Selebrasi Gareth Bale Yang Memicu Beragam Komentar Dari Penggemar

Selebrasi-Gareth-Bale

Klub Real Madrid dipertemukan dengan klub Arsenal dan pertandingan berhasil imbang dengan Selebrasi Gareth Bale saat mencetak gol

Laga pramusim Internasional Champions Cup di FedEx Field, Landover, Amerika Serikat. Pertemuan dari Klub Real Madrid dan juga Arsenal dimana pertadingan tersebut berakhir dengan hasil skor seimbang.

Dalam pertadingan klub Arsenal sendiri sudah terlebih dahulu unggul dan berhasil dikejar klub. Arsenal sendiri telah berhasil mencetak 2 gol dan akhirnya bisa diimbangi oleh klub Real Madrid menjadi titik balik klub.

Pemain yang berhasil mencetak gol pada menit ke 56 sejak masuk kedalam lapangan 10 menit terakhir. Tendangan yang diberikan oleh pemain ini berhasil membalikan keadaan dimana klub Sudah tertinggal dari Arsenal.

Keadaan klub Arsenal yang lebih unggul dahulu dengan skor 0-2 dan berhasil dikejar dengan skor akhir 2-2. Pertandingan yang berhasil dikejar oleh dua pemain dari klub Real Madrid Gareth Bale dan Marco Asensio.

Uniknya lagi pada pertandingan ini terlihat salah satu pemain yang mencetak gol dari Real Madrid. Biasanya pemain yang berhasil mencetak gol biasanya akan melakukan selebrasi karena menunjukan senangnya.

Pemain dari Real Madrid ini terlihat tidak terlalu senang dan tidak ada melakukan selebrasi bermain. Gareth Bale akhirnya pun dikaitkan bahwa dirinya sedang ada keinginan untuk bisa berpisah dari klub musim ini.
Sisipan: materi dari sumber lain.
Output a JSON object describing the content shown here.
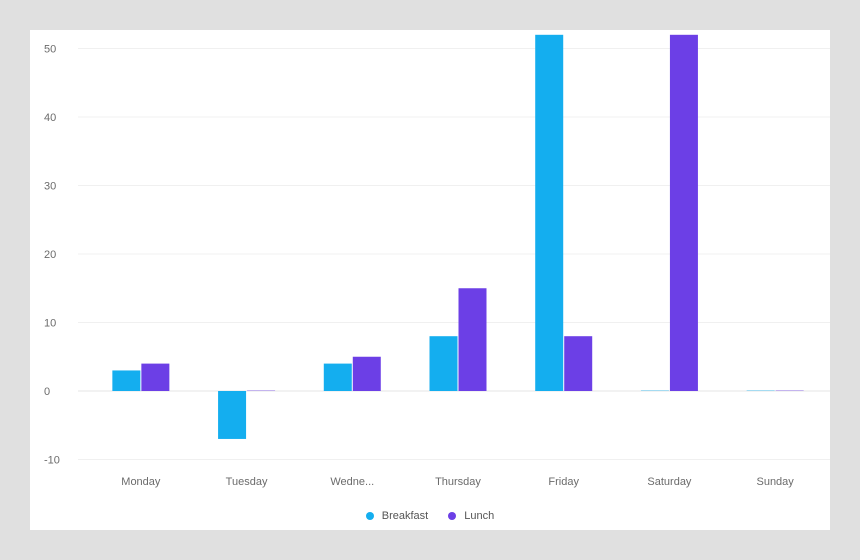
{
  "chart_data": {
    "type": "bar",
    "categories": [
      "Monday",
      "Tuesday",
      "Wedne...",
      "Thursday",
      "Friday",
      "Saturday",
      "Sunday"
    ],
    "series": [
      {
        "name": "Breakfast",
        "color": "#14aeef",
        "values": [
          3,
          -7,
          4,
          8,
          52,
          0,
          0
        ]
      },
      {
        "name": "Lunch",
        "color": "#6c3fe6",
        "values": [
          4,
          0,
          5,
          15,
          8,
          52,
          0
        ]
      }
    ],
    "ylim": [
      -12,
      52
    ],
    "yticks": [
      -10,
      0,
      10,
      20,
      30,
      40,
      50
    ],
    "grid": true,
    "legend_position": "bottom"
  }
}
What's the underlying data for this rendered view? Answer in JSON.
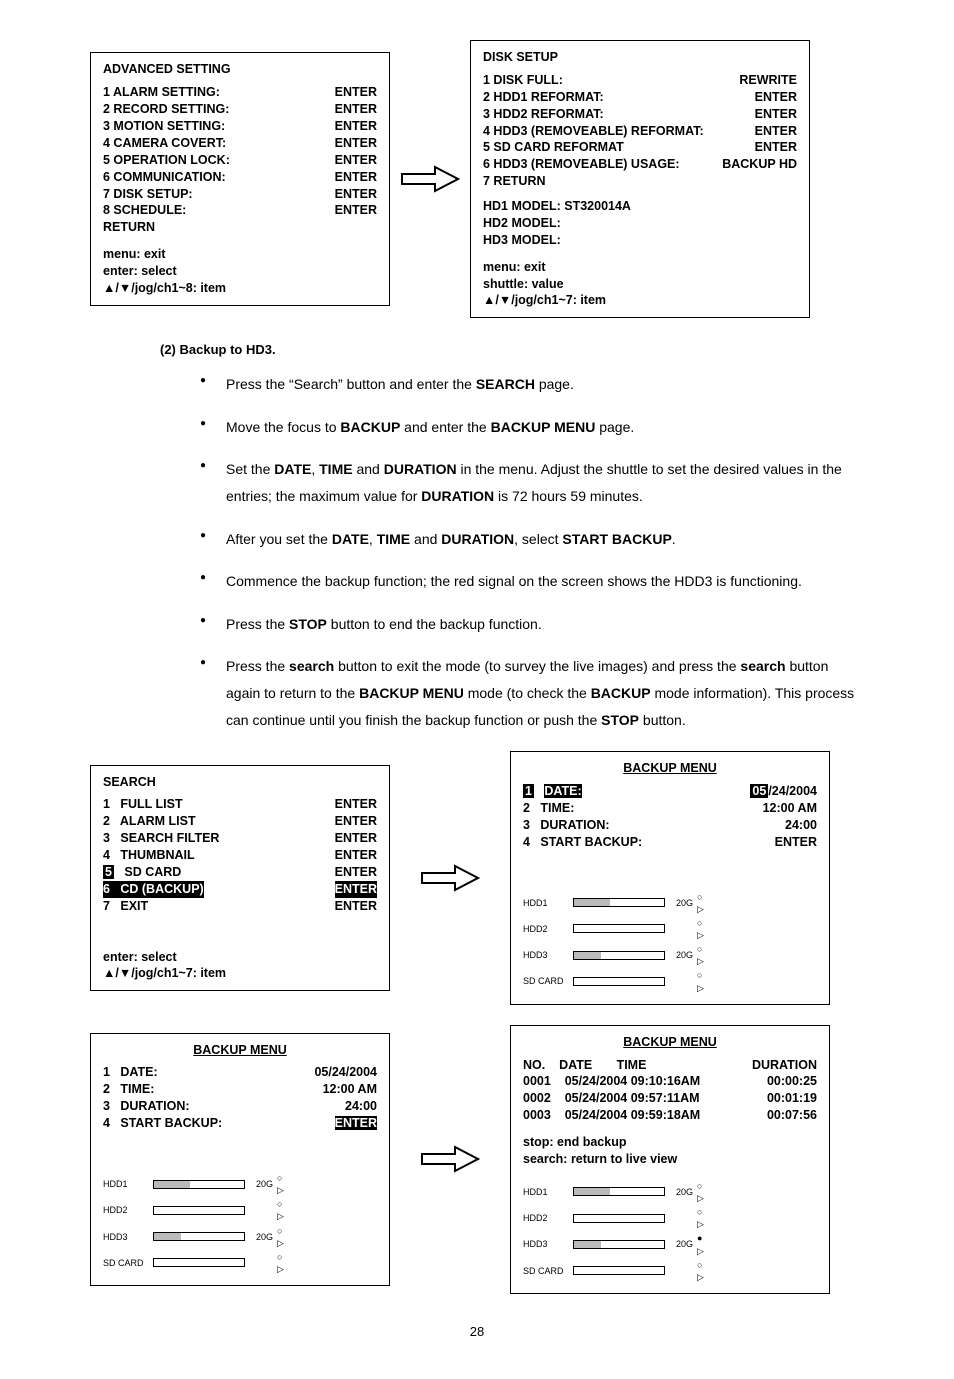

Kemungkinan berpisah dengan klub Real Madrid terlihat bahwa pemain ini semakin dekat untuk berpisah. Berjalan digaris tengah setelah mencetak gol tidak ada senyum dan tidak merasa senang walaupun mencetak gol.

Selebrasi Gareth Bale Membuat Penggemar Keheranan

Tentu saja tingkah dari Gareth Bale ini membuat banyak penggemar yang mengaitkan pemain ini akan keluar. Apalagi pemain ini dipertahankan oleh pelatih klub Zinedine Zidane untuk tetap bertahan bersama Klub.

Walaupun keinginan untuk pelatih masih mempertahankannya namun pelatih juga tidak menyukainnya. Dikarenakan pemain ini dirasa tidak cocok dengan taktik bermain dengan taktik yang dibuat oleh pelatih.

Sehingga ada tanggapan bahwa pemain ini kemungkinan untuk tidak dibuthkan oleh klub. Pemain ini saja juga mendapatkan tawaran dari klub Liga Super China, Beijing Guoan yang menawarkan gaji 17 M per pekan.